What was most surprising were her thoughts on the high street copycats. She thought it was a sincere form of flattery when they referenced Céline to the extent that it clearly isn’t a copy. Yet there have been a few times that things appeared like twins from afar. Though, to her it didn’t matter, as the real Céline would always stand out with its impeccable quality. But what happens when other designers start embracing elements of this aesthetic and start making it their own. Their norm of quality coming extremely close or alongside that of Céline. When putting one designer beside another, the resemblance is crystal clear. Was that not a thing that would bother a designer in terms of being creatively copied not once but repeatedly, season after season, year after year, since 2009 and counting.

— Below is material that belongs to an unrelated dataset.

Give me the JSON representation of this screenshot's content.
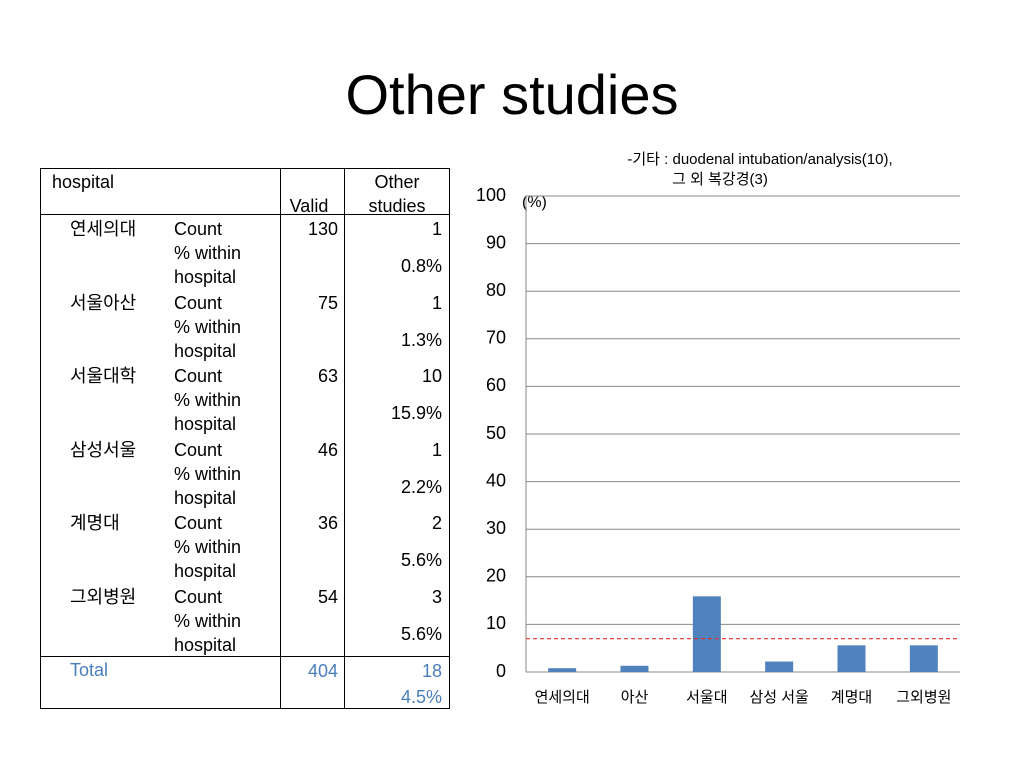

After reconsidering what Phoebe said, there might have been some things said that were misleading to the bigger picture. Could it be that her short mention of wanting to produce clothes with a political character was part of her bigger plan. A plan, where she gifted women with a new aesthetic covering comfort and power all through the system of fashion and it’s way with trends. A new silhouette that would seep its way through to other designers, the high street and eventually a pile of staples of many fashion conscious women. No wonder she sees her copycats with their accompanying behaviour as a form of flattery. Her message of female self-acceptance is clear as it is changing the face of fashion, turning it into something maybe not quite so mediocre after all.